Consider a Will or Marriage Contract
Swiss forced heirship rules reserve a portion of the estate for certain heirs (spouse and children). However, you can use a will or marriage contract to optimize the distribution within these constraints. In some cases, a marriage contract that modifies the matrimonial property regime can reduce the taxable portion of the estate.
Life Insurance Wrappers
Life insurance policies with named beneficiaries generally fall outside the estate for inheritance tax purposes in most cantons. This can be an effective way to pass wealth to beneficiaries who would otherwise face high tax rates, such as unmarried partners or more distant relatives.
Lump-Sum Taxation as a Complement
For high-net-worth individuals moving to Switzerland, lump-sum taxation (forfait) can provide an alternative to regular taxation. While this does not directly affect inheritance tax, it can reduce your overall Swiss tax burden during your lifetime, leaving more wealth to pass on to your heirs.
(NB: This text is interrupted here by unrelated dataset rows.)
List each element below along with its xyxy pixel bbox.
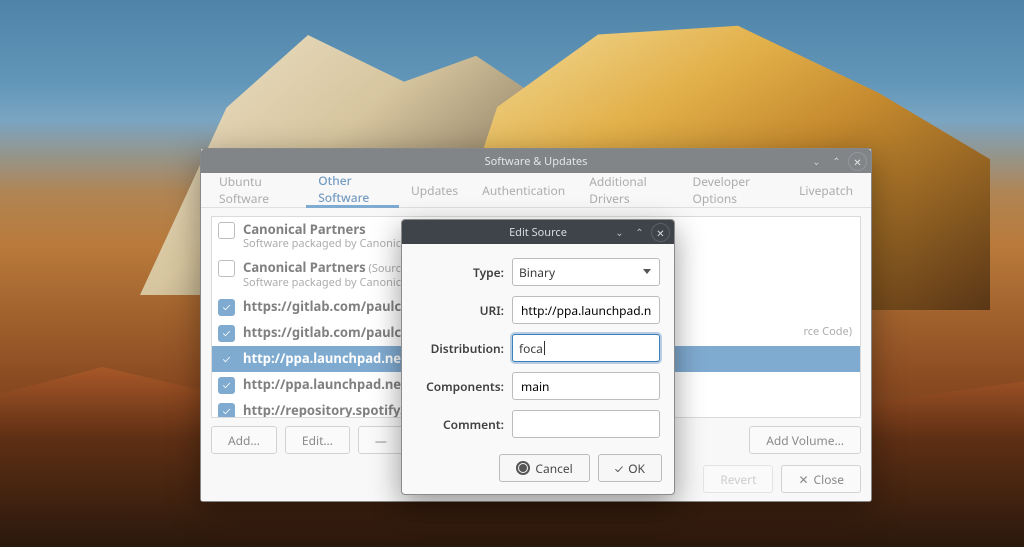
distribution-value: foca: [519, 340, 543, 357]
cancel-button[interactable]: Cancel: [499, 454, 589, 482]
dialog-title: Edit Source: [509, 225, 567, 240]
components-label: Components:: [416, 378, 504, 395]
comment-field[interactable]: [519, 415, 653, 434]
ok-button[interactable]: ✓OK: [598, 454, 662, 482]
minimize-icon[interactable]: ⌄: [611, 223, 628, 240]
edit-source-dialog: Edit Source ⌄ ⌃ ✕ Type: Binary URI: Dist…: [401, 219, 675, 495]
components-field[interactable]: [519, 377, 653, 396]
close-icon[interactable]: ✕: [651, 223, 670, 242]
desktop: Software & Updates ⌄ ⌃ ✕ Ubuntu Software…: [0, 0, 1024, 547]
cancel-icon: [516, 461, 530, 475]
type-value: Binary: [519, 264, 555, 281]
comment-input[interactable]: [512, 410, 660, 438]
comment-label: Comment:: [416, 416, 504, 433]
software-updates-window: Software & Updates ⌄ ⌃ ✕ Ubuntu Software…: [200, 148, 872, 502]
components-input[interactable]: [512, 372, 660, 400]
type-label: Type:: [416, 264, 504, 281]
check-icon: ✓: [615, 460, 623, 477]
uri-label: URI:: [416, 302, 504, 319]
dialog-form: Type: Binary URI: Distribution: foca Com…: [402, 244, 674, 448]
uri-input[interactable]: [512, 296, 660, 324]
distribution-input[interactable]: foca: [512, 334, 660, 362]
distribution-label: Distribution:: [416, 340, 504, 357]
type-dropdown[interactable]: Binary: [512, 258, 660, 286]
dialog-titlebar[interactable]: Edit Source ⌄ ⌃ ✕: [402, 220, 674, 244]
text-caret: [544, 341, 545, 355]
dialog-buttons: Cancel ✓OK: [402, 448, 674, 494]
uri-field[interactable]: [519, 301, 653, 320]
maximize-icon[interactable]: ⌃: [631, 223, 648, 240]
chevron-down-icon: [643, 269, 651, 274]
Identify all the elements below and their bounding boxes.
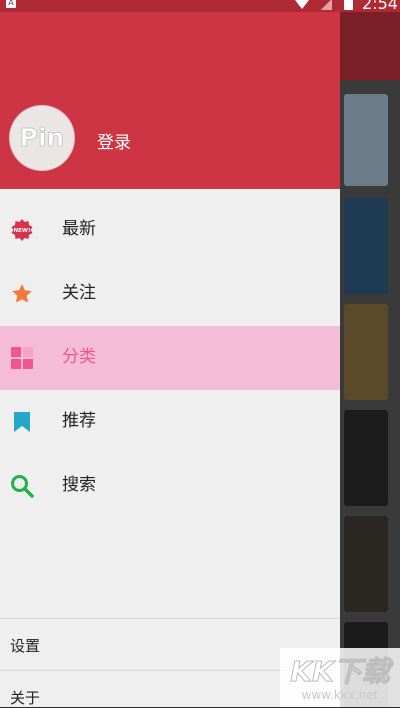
menu-item-label: 推荐 bbox=[62, 411, 96, 431]
background-card[interactable] bbox=[344, 516, 388, 612]
watermark: KK下载 www.kkx.net bbox=[280, 648, 400, 707]
background-card[interactable] bbox=[344, 94, 388, 186]
watermark-brand: KK下载 bbox=[290, 655, 390, 689]
grid-icon bbox=[10, 346, 34, 370]
about-item[interactable]: 关于 bbox=[10, 687, 40, 708]
background-card[interactable] bbox=[344, 304, 388, 400]
menu-item-category[interactable]: 分类 bbox=[0, 326, 340, 390]
new-badge-icon: NEW! bbox=[10, 218, 34, 242]
menu-item-recommend[interactable]: 推荐 bbox=[0, 390, 340, 454]
avatar[interactable]: Pin bbox=[10, 106, 74, 170]
navigation-drawer: Pin 登录 NEW! 最新 关注 分类 推荐 搜索 设置 关于 bbox=[0, 0, 340, 707]
menu-item-label: 分类 bbox=[62, 347, 96, 367]
wifi-icon bbox=[295, 0, 309, 9]
background-card[interactable] bbox=[344, 198, 388, 294]
login-link[interactable]: 登录 bbox=[97, 128, 131, 153]
menu-item-label: 关注 bbox=[62, 283, 96, 303]
search-icon bbox=[10, 474, 34, 498]
menu-item-latest[interactable]: NEW! 最新 bbox=[0, 198, 340, 262]
menu-item-label: 最新 bbox=[62, 219, 96, 239]
status-bar: A 2:54 bbox=[0, 0, 400, 13]
background-card[interactable] bbox=[344, 410, 388, 506]
bookmark-icon bbox=[10, 410, 34, 434]
menu-item-follow[interactable]: 关注 bbox=[0, 262, 340, 326]
menu-item-search[interactable]: 搜索 bbox=[0, 454, 340, 518]
svg-text:NEW!: NEW! bbox=[14, 228, 31, 234]
settings-item[interactable]: 设置 bbox=[10, 635, 40, 656]
notification-icon: A bbox=[6, 0, 16, 8]
signal-icon bbox=[320, 0, 332, 10]
star-icon bbox=[10, 282, 34, 306]
menu-item-label: 搜索 bbox=[62, 475, 96, 495]
pin-logo: Pin bbox=[19, 123, 65, 153]
background-toolbar bbox=[340, 12, 400, 80]
watermark-url: www.kkx.net bbox=[301, 688, 379, 702]
battery-icon bbox=[344, 0, 353, 10]
divider bbox=[0, 618, 340, 619]
status-time: 2:54 bbox=[362, 0, 398, 13]
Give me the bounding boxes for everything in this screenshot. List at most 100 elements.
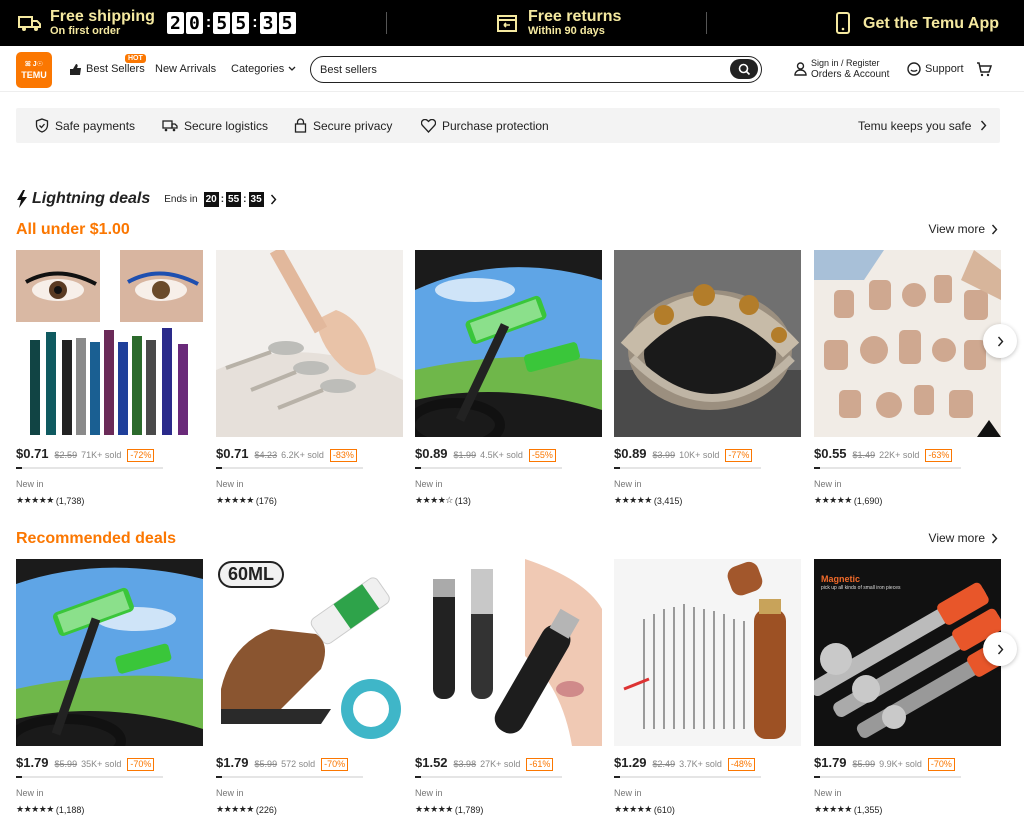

Frequently Asked Questions
Do I need to file an inheritance tax return in Switzerland?
Yes, in cantons that levy inheritance tax. The beneficiaries must file a declaration listing the assets received and their values. The deadline varies by canton but is typically within 3 to 6 months of the death.
What assets are subject to Swiss inheritance tax?
Swiss-situated assets are subject to Swiss inheritance tax, regardless of the deceased person’s residence. This includes real estate, bank accounts, and shares in Swiss companies. Worldwide assets may be taxed if the deceased was a Swiss tax resident.
Can I avoid Swiss inheritance tax by holding assets through a company?
Holding Swiss real estate through a foreign company can sometimes avoid inheritance tax on the property itself, as the shares of the company (not the property) are inherited. However, Swiss tax authorities may look through the structure under substance-over-form principles. Professional advice is essential.
How does Swiss inheritance tax interact with foreign inheritance tax?
If the deceased was resident in another country, that country may also impose inheritance tax. Double tax treaties (where they exist) or domestic foreign tax credit rules determine which country’s tax takes priority. Without a treaty, double taxation is possible.
Key Takeaways
Switzerland’s inheritance tax system is decentralized and varies significantly by canton. The key points to remember:
- No federal inheritance tax; each canton sets its own rules
- Spouses are exempt in all 26 cantons
- Direct descendants are exempt in most cantons but taxed in a few (Schwyz, Zug)
- Non-exempt beneficiaries face rates from 3% to 25% depending on canton and relationship
- Choosing your canton of residence is the most powerful planning tool
- Lifetime gifts, life insurance, and wills can all reduce the tax burden
- International estates face double taxation risks without proper planning
Inheritance tax rules change, and individual situations vary. A qualified Swiss tax advisor can help you structure your estate to minimize the tax burden on your heirs.
Disclaimer: This article is for informational purposes only and does not constitute professional tax advice. Tax laws change frequently. Consult a qualified tax advisor for guidance specific to your situation.